More than a decade ago, I wrote a column for a(nother) diabetes magazine about Type 2 diabetes. One comment sent in by a reader at the time said, in part, that her daughter had to wear an insulin pump and added that she wished all her child had to do was “take a pill and not eat cheesecake.”
Yeah, that would be nice. For me, too.
There are a lot of “facts” about Type 2 diabetes. “Fat and lazy” is one. Another is that we are clueless and uncaring.
I thought about that after I wrote last week’s blog entry, which didn’t exactly portray the picture of a clueless, uncaring, “typical” Type 2. I bust my butt trying to keep my blood glucose in some kind of control, even though I’m not always successful.
Like now. My numbers have sucked for some time, and my HbA1c, which is usually less than 6.5%, has climbed to 7.9%. My white blood cell count is high, indicating there is an infection somewhere, which can account for my increased insulin requirements and miserable control.
Yesterday, I faxed an intensive blood glucose (and carbs and insulin dosages) log to my endocrinologist and anxiously await his suggestions. I’m tired of feeling like crap all of the time.
At the same time, I’m fighting the urge to just give up. Hey, nothing seems to work, so why bother? Plus, cheesecake sure sounds good. I even made one on Sunday — then sent it off for a post-burial meal yesterday. I didn’t even get to lick the pan. But I got some compliments, which is better.
There are, however, some Type 2s who are clueless and uncaring. After meeting one of them last week, I have a theory about why: Many could be uncaring because they’re clueless.
As I was scootering along on my way to have blood drawn for follow-up labs one day last week, a car pulled up beside me in the parking lot I was crossing at the time. The window lowered and the driver asked, “Are you the person who comes into the (coffee shop she owns) all the time?”
“I don’t go often,” I said, “but I’m meeting a friend there in a little bit.”
We chatted for a little while and, long story short, it turned out she’d recently been diagnosed with Type 2 diabetes. And pays absolutely no attention to it.
“I just don’t feel sick!” she noted.
And then I went to the lab.
When I got to the coffee shop, she was at my table before I could move over to a chair. “Is it OK if I sit with you for awhile?” she asked. “What would you like to drink?”
So she sat and we talked about diabetes. She had not been referred to a certified diabetes educator. I guess her doctor didn’t tell her much. Or she didn’t listen (which is common, because, after that, all you hear going through your head is “you have diabetes”).
“Oh, that’s OK,” I told her as I grinned. “Diabetes only affects the areas of your body that have blood flow.”
“But that’s everywhere!” she exclaimed, looking startled.
I told her insulin is not a medicine, it’s a naturally occurring hormone that everybody needs, and told her how it works. And that all carbohydrates convert to sugar — glucose — in your body.
And I deliberately checked my glucose in front of her after she shuddered at the thought.
“That’s not that bad,” she noted.
My friend came in at the point where the woman basically said that, when you have diabetes, you can’t do stuff: That your life is over.
My friend told her about her daughter, who was diagnosed with Type 1 at age 10, played varsity sports, and is now an elementary school teacher and a single mother of a 5-year-old. (The daughter was also my grandchildren’s babysitter and wrangled the eight Camp Lobegon children for a few hours every day beginning when they were ages 2 to 10 or so, and included one with Down syndrome.)
It was rather interesting.
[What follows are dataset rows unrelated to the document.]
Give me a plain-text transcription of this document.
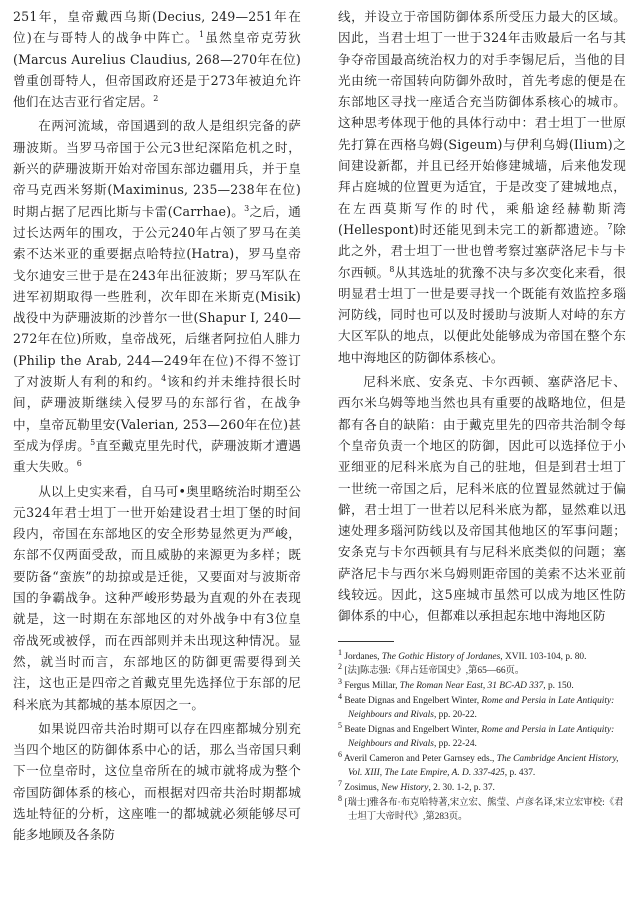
251年，皇帝戴西乌斯(Decius, 249—251年在位)在与哥特人的战争中阵亡。$^1$虽然皇帝克劳狄(Marcus Aurelius Claudius, 268—270年在位)曾重创哥特人，但帝国政府还是于273年被迫允许他们在达吉亚行省定居。$^2$

在两河流域，帝国遇到的敌人是组织完备的萨珊波斯。当罗马帝国于公元3世纪深陷危机之时，新兴的萨珊波斯开始对帝国东部边疆用兵，并于皇帝马克西米努斯(Maximinus, 235—238年在位)时期占据了尼西比斯与卡雷(Carrhae)。$^3$之后，通过长达两年的围攻，于公元240年占领了罗马在美索不达米亚的重要据点哈特拉(Hatra)，罗马皇帝戈尔迪安三世于是在243年出征波斯；罗马军队在进军初期取得一些胜利，次年即在米斯克(Misik)战役中为萨珊波斯的沙普尔一世(Shapur I, 240—272年在位)所败，皇帝战死，后继者阿拉伯人腓力(Philip the Arab, 244—249年在位)不得不签订了对波斯人有利的和约。$^4$该和约并未维持很长时间，萨珊波斯继续入侵罗马的东部行省，在战争中，皇帝瓦勒里安(Valerian, 253—260年在位)甚至成为俘虏。$^5$直至戴克里先时代，萨珊波斯才遭遇重大失败。$^6$

从以上史实来看，自马可•奥里略统治时期至公元324年君士坦丁一世开始建设君士坦丁堡的时间段内，帝国在东部地区的安全形势显然更为严峻，东部不仅两面受敌，而且威胁的来源更为多样；既要防备“蛮族”的劫掠或是迁徙，又要面对与波斯帝国的争霸战争。这种严峻形势最为直观的外在表现就是，这一时期在东部地区的对外战争中有3位皇帝战死或被俘，而在西部则并未出现这种情况。显然，就当时而言，东部地区的防御更需要得到关注，这也正是四帝之首戴克里先选择位于东部的尼科米底为其都城的基本原因之一。

如果说四帝共治时期可以存在四座都城分别充当四个地区的防御体系中心的话，那么当帝国只剩下一位皇帝时，这位皇帝所在的城市就将成为整个帝国防御体系的核心，而根据对四帝共治时期都城选址特征的分析，这座唯一的都城就必须能够尽可能多地顾及各条防

线，并设立于帝国防御体系所受压力最大的区域。因此，当君士坦丁一世于324年击败最后一名与其争夺帝国最高统治权力的对手李锡尼后，当他的目光由统一帝国转向防御外敌时，首先考虑的便是在东部地区寻找一座适合充当防御体系核心的城市。这种思考体现于他的具体行动中：君士坦丁一世原先打算在西格乌姆(Sigeum)与伊利乌姆(Ilium)之间建设新都，并且已经开始修建城墙，后来他发现拜占庭城的位置更为适宜，于是改变了建城地点，在左西莫斯写作的时代，乘船途经赫勒斯湾(Hellespont)时还能见到未完工的新都遗迹。$^7$除此之外，君士坦丁一世也曾考察过塞萨洛尼卡与卡尔西顿。$^8$从其选址的犹豫不决与多次变化来看，很明显君士坦丁一世是要寻找一个既能有效监控多瑙河防线，同时也可以及时援助与波斯人对峙的东方大区军队的地点，以便此处能够成为帝国在整个东地中海地区的防御体系核心。

尼科米底、安条克、卡尔西顿、塞萨洛尼卡、西尔米乌姆等地当然也具有重要的战略地位，但是都有各自的缺陷：由于戴克里先的四帝共治制令每个皇帝负责一个地区的防御，因此可以选择位于小亚细亚的尼科米底为自己的驻地，但是到君士坦丁一世统一帝国之后，尼科米底的位置显然就过于偏僻，君士坦丁一世若以尼科米底为都，显然难以迅速处理多瑙河防线以及帝国其他地区的军事问题；安条克与卡尔西顿具有与尼科米底类似的问题；塞萨洛尼卡与西尔米乌姆则距帝国的美索不达米亚前线较远。因此，这5座城市虽然可以成为地区性防御体系的中心，但都难以承担起东地中海地区防

$^1$ Jordanes, The Gothic History of Jordanes, XVII. 103-104, p. 80.
$^2$ [法]陈志强:《拜占廷帝国史》,第65—66页。
$^3$ Fergus Millar, The Roman Near East, 31 BC-AD 337, p. 150.
$^4$ Beate Dignas and Engelbert Winter, Rome and Persia in Late Antiquity: Neighbours and Rivals, pp. 20-22.
$^5$ Beate Dignas and Engelbert Winter, Rome and Persia in Late Antiquity: Neighbours and Rivals, pp. 22-24.
$^6$ Averil Cameron and Peter Garnsey eds., The Cambridge Ancient History, Vol. XIII, The Late Empire, A. D. 337-425, p. 437.
$^7$ Zosimus, New History, 2. 30. 1-2, p. 37.
$^8$ [瑞士]雅各布·布克哈特著,宋立宏、熊莹、卢彦名译,宋立宏审校:《君士坦丁大帝时代》,第283页。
Maybe she’s a little more caring now that she’s not as clueless. Frankly, it’s a concept I’d never before considered although, looking back, that’s what happened to me: I had to learn about diabetes before I cared about taking better care of me.
I’ll have to head back to the coffee shop after the snow clears and see what transpires. Maybe I’ll get another cup of coffee in return.